One way to encourage PA and enhance health is to change the physical environment, but research on intervention efficacy is mixed [92-94]. Theoretical perspectives and conceptual problems are used in evaluative studies, and related literature can contribute to these inconsistencies [92-94]. Environmental and policy initiatives are socially incorporated into the framework and function through it. Therefore, a philosophical viewpoint must be considered and should be understood by evaluators. Future research should aim to explain how interventions function across disciplinary fields by considering these structures, the context in which interventions occur, and the measurable and unmeasurable mechanisms that might work [92-94,98]. It can be beneficial to promote health-based actions, such as PA, by using innovative and interactive media-based health education [92-94,98,134]. Therefore, to successfully influence behavior, it is essential to establish user-based techniques and reinforce the theories and hypotheses of behavioral change based on digital media. Step-count tracking [87] leads to improvements in short- and long-term step counts. There is no proof that either wearable sensors or smartphone apps, or extra counseling or incentives have additional benefits over more straightforward approaches focused on the pedometer [63,64]. To overcome the public health issue associated with physical inactivity, basic step-count tracking strategies should be prioritized. In general, it is not clear how self-reported sedentary behavior (eg, questionnaires, logs, and momentary ecological evaluations) compares with system measurement measures (eg, accelerometers and inclinometers) [63,64]. Evidence from this study indicates that when compared with system tests, single-item self-report measures typically underestimate sedentary time [63,64]. Therefore, to evaluate the reliability and validity of different self-report measures for evaluating sedentary activity, studies should exercise caution when comparing associations between various self-report and system measures with health performance.

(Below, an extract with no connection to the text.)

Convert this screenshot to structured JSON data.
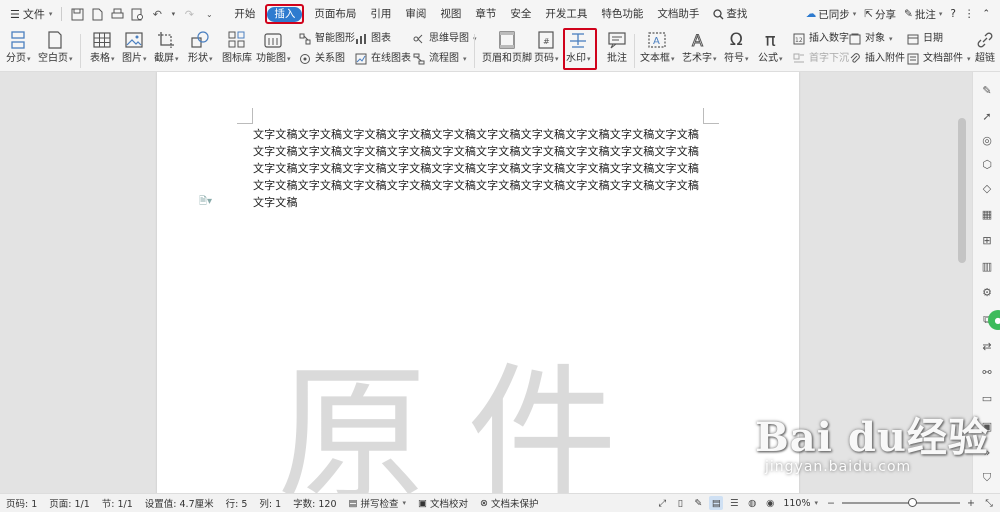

In addition, video and adapting technologies have been effective in diet change measures; however, these methods have never been combined with researching personalized video efficacy [81]. Theory-based mobile interventions could provide a low-cost, scalable, and efficient approach to improving dietary habits and preventing associated chronic diseases. To encourage a healthy dietary pattern, nutrition messages or nutrient labeling, offering healthier choices, and portion size management of unhealthy foods have been potentially effective strategies in tertiary education environments [75]. The reduction in rates and the increased availability of nutritious choices in conjunction with nutrition knowledge have contributed to changes in dietary habits [75]. Further studies comparing the long-term efficacy of the climate and the combination of environmental policies to improve health outcomes are warranted. Dietary consumption has increased by increasing the availability of nutritious foods and reducing the portion size of unhealthy foods. In terms of modifying overall dietary patterns, the existing evidence base is misleading, as rising intake of desirable food groups was more effective than reducing unfavorable food habits, and fruit or vegetable intake and sugar-sweetened beverage consumption are the most notable observed changes [75,79]. Social support, followed by a demonstration of conduct, self-monitoring, goal setting, and feedback, is the most popular digital health behavior intervention [55,67,85,96]. In addition, a customized Facebook-based obesity prevention program for teenagers in Korea (Healthy Teens) [76] revealed usability problems in terms of material, appearance, and navigation. Facebook [76,96] has tremendous potential in promoting communication and engagement with immigrant teens, considering its prominence among adolescents. Interventions focused on social media (eg, Facebook) [66,96] are productive in facilitating meaningful improvements in adolescent eating habits. However, more research is required to explore effectiveness variations based on component tailoring, best use stimuli to promote behavior change over time, and keep people involved in changing physical health behavior. The first step is to dismantle digital triggers into their parts and reassemble them according to their goals for improvement.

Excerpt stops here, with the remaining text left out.